🤖 AI Summary
This work addresses the challenge of enhancing the semantic generalization capability of symbolic models without compromising their interpretability. It proposes a purely symbolic approach that leverages large language models (LLMs) only offline to generate sub-intent guidance for synthesizing training data, thereby avoiding any embedding or runtime LLM invocation. The method employs a three-stage curriculum to train a non-negated Tsetlin Machine and extracts high-confidence literals as semantic cues, which are then injected into real data to align symbolic logic with LLM-derived semantics. For the first time, this framework fully symbolizes LLM semantic priors and integrates them into the Tsetlin Machine. Evaluated on multiple text classification benchmarks, the approach significantly outperforms the original Tsetlin Machine while preserving computational efficiency and full interpretability, achieving accuracy comparable to BERT.
📝 Abstract
Pretrained language models (PLMs) like BERT provide strong semantic representations but are costly and opaque, while symbolic models such as the Tsetlin Machine (TM) offer transparency but lack semantic generalization. We propose a semantic bootstrapping framework that transfers LLM knowledge into symbolic form, combining interpretability with semantic capacity. Given a class label, an LLM generates sub-intents that guide synthetic data creation through a three-stage curriculum (seed, core, enriched), expanding semantic diversity.
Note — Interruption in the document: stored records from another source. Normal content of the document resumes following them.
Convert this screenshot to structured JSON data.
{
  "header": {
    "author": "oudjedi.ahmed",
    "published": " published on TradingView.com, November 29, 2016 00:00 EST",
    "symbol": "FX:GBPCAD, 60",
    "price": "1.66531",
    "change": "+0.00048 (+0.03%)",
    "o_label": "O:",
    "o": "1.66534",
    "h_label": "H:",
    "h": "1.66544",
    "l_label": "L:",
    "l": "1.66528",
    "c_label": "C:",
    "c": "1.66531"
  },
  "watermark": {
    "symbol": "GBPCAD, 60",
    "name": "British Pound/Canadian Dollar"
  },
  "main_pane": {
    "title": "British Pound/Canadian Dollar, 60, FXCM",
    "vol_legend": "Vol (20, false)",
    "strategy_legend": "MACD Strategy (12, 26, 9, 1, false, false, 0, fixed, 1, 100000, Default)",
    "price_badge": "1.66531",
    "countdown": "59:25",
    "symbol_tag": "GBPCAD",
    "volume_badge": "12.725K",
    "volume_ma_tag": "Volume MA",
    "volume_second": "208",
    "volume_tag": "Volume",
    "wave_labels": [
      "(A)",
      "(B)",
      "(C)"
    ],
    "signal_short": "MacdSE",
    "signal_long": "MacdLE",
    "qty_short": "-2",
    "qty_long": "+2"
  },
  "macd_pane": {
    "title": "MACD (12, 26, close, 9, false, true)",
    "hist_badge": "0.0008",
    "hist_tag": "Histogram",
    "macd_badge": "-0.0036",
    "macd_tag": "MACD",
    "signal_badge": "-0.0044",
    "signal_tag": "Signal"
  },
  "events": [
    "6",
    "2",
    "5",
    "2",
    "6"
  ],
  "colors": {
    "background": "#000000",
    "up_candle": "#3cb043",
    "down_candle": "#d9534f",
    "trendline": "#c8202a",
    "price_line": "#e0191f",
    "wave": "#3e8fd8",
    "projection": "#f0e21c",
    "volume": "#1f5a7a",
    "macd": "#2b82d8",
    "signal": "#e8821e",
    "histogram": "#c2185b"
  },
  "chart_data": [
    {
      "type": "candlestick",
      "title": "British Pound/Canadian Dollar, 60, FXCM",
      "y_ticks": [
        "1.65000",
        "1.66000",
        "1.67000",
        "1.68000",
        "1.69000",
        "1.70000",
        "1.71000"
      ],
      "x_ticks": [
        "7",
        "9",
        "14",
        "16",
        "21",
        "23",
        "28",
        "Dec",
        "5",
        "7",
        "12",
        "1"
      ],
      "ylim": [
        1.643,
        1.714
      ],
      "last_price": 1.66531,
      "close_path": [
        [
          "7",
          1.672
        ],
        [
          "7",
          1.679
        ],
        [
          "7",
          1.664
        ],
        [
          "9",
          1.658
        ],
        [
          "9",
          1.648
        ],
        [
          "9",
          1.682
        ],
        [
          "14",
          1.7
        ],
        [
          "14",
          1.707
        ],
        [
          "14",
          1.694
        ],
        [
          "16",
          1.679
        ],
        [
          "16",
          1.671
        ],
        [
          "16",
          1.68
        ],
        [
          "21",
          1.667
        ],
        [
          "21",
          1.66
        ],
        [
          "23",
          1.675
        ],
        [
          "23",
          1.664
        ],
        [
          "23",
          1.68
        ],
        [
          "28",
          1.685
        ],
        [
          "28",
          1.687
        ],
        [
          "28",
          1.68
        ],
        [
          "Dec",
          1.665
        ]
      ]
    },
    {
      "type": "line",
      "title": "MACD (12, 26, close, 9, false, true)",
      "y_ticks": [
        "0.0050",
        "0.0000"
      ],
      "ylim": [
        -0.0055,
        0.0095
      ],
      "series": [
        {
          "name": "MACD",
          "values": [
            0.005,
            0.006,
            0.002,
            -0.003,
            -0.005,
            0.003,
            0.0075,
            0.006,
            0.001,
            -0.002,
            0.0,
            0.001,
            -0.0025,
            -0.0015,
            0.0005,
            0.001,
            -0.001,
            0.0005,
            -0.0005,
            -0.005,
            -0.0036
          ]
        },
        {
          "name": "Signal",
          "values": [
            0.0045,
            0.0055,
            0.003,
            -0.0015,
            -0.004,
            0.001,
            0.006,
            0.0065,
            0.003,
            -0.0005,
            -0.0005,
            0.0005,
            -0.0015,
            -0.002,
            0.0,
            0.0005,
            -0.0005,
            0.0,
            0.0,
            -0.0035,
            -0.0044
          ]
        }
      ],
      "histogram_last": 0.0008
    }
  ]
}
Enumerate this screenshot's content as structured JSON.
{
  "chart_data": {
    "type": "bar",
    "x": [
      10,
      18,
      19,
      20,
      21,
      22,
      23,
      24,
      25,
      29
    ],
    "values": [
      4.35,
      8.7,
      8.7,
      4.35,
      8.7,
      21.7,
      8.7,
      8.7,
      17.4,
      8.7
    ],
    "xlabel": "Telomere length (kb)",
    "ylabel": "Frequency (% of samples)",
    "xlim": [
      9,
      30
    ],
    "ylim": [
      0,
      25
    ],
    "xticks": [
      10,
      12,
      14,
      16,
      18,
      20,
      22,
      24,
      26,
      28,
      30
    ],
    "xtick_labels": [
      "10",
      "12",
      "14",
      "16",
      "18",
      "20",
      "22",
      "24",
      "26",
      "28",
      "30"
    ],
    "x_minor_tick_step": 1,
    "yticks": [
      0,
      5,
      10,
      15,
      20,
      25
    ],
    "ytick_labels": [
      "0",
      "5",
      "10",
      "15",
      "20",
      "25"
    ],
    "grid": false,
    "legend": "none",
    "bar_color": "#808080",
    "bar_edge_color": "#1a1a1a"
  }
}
A Non-Negated TM (NTM) learns from these examples to extract high-confidence literals as interpretable semantic cues. Injecting these cues into real data enables a TM to align clause logic with LLM-inferred semantics. Our method requires no embeddings or runtime LLM calls, yet equips symbolic models with pretrained semantic priors. Across multiple text classification tasks, it improves interpretability and accuracy over vanilla TM, achieving performance comparable to BERT while remaining fully symbolic and efficient.